A lunar eclipse will lend the moon a reddish hue this weekend, but there's also an opportunity to see some actual fire in the sky.
Skywatchers might get a bonus this weekend, when a meteor storm not associated with a major meteor shower could light up the morning.
In the pre-dawn hours on Sunday, May 15, our planet will pass through a field of debris left by a large asteroid known as 2006 GY2, which completes a single orbit around the sun every 925 days, and crosses Earth's orbit in the process.
"This object is actually a double minor planet with the main body estimated at 400 meters (1,312 feet) and the secondary satellite at 80 meters (262 feet)," Robert Lunsford wrote for the American Meteor Society. "While the density of debris field is unknown, the fact that this object is a double minor planet may provide a dense stream of debris."
As bits of dust and space rock collide with our atmosphere, they can burn up and create fleeting "shooting stars" or brighter-burning fireballs.
AMS isn't making predictions about exactly how many meteors we might be able to see in the sky, but Lunsford notes the potential peak watching time is as close to 3:20 a.m. PT as possible.

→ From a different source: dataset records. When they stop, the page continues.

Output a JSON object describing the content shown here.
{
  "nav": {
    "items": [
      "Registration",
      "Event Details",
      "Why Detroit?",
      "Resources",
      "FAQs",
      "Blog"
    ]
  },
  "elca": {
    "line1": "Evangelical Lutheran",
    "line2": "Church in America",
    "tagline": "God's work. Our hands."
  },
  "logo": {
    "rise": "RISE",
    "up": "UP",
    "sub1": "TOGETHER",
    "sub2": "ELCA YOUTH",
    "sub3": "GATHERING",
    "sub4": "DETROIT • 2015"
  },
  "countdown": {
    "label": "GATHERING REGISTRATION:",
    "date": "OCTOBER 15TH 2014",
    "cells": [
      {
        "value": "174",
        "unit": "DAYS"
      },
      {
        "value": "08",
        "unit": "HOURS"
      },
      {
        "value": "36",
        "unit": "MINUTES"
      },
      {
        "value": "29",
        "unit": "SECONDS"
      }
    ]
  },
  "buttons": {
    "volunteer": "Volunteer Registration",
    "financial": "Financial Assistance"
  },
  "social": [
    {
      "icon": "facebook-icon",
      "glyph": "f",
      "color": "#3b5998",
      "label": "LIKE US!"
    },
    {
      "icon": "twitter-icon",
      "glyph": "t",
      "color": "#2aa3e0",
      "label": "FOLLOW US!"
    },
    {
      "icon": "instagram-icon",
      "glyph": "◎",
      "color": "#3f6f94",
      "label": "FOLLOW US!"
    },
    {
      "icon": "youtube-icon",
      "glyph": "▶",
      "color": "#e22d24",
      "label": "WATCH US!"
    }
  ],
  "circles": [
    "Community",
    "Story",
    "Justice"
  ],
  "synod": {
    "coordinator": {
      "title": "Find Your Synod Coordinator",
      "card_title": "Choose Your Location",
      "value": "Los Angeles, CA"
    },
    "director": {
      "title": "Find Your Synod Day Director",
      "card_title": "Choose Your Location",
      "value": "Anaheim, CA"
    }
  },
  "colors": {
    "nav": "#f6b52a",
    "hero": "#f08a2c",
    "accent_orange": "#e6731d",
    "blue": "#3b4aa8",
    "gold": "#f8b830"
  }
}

"This timing is ideal for the southwestern USA and Mexico. Unfortunately the moon is only one day from full and any faint meteors will most likely be obscured by the intense moonlight," Lunsford said.
The moon itself will be performing just hours later, with a total lunar eclipse taking place Sunday evening into Monday morning.
If you're able to get up before dawn Sunday to check out the meteor show, you'll want to choose a viewing location as far from light pollution as possible with a broad view of the sky. Give yourself at least an hour for the whole viewing experience, including 15 to 20 minutes for your eyes to adjust.